Van Brabant submitted a motion to revisit the bylaw. He would like to see cannabis regulated similarly to alcohol, which would limit its consumption to private property and designated areas.


“You can drink in your house, you can’t drink in your car, and you can’t drink in public,” he exclaimed.


Storoschuk said she’s had residents approach her with their concerns about public consumption.


“The people I’ve been speaking with don’t want to see someone, for instance, walking down the street smoking pot,” she stressed.


While McEvoy agreed with the AUMA resolution that the province needs to take responsibility for the issue, he wasn’t sure why council was discussing the topic again.

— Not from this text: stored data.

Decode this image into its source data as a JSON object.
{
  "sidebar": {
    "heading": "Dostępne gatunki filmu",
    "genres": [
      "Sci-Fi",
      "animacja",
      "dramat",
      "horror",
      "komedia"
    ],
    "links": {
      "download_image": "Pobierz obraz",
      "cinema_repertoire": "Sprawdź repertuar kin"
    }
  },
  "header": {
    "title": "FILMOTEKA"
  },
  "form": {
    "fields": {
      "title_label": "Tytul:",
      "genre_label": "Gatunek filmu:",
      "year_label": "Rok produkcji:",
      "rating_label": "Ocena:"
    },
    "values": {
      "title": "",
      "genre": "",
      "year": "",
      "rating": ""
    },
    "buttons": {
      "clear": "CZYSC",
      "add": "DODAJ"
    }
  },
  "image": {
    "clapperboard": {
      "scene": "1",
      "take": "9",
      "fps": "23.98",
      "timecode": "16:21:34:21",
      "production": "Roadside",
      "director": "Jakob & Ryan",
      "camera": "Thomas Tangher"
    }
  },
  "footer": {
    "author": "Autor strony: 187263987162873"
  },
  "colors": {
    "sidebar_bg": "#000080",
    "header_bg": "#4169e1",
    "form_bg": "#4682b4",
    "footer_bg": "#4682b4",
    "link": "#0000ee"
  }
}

“I think we need to let the bylaws we built,  and that we all agreed on, run for three months, six months, or a year. Let’s see if it’s actually a problem, and if it’s a problem, then we can deal with it.”


Introducing a stricter bylaw that can later be relaxed was Brosseau’s stance on the topic, allowing the community to decide how harsh the regulations should be.


Sobolewski was concerned about enforcing a tighter regulation, referencing the fact that a smoking infraction ticket hasn’t been issued in a long time.


“We can put all kinds of strength into cannabis all we want, but we have to enforce it. If we already have a (smoking) bylaw, which we probably haven’t enforced in years, I can’t even see us enforcing it out at the C2. How can we enforce one component of the bylaw, and not the other?” he expressed, adding the topic would be a budget issue because more bylaw officers would need to be hired.


Now that the motion has passed, administration will make the amendment to the bylaw and council will debate it at their next meeting.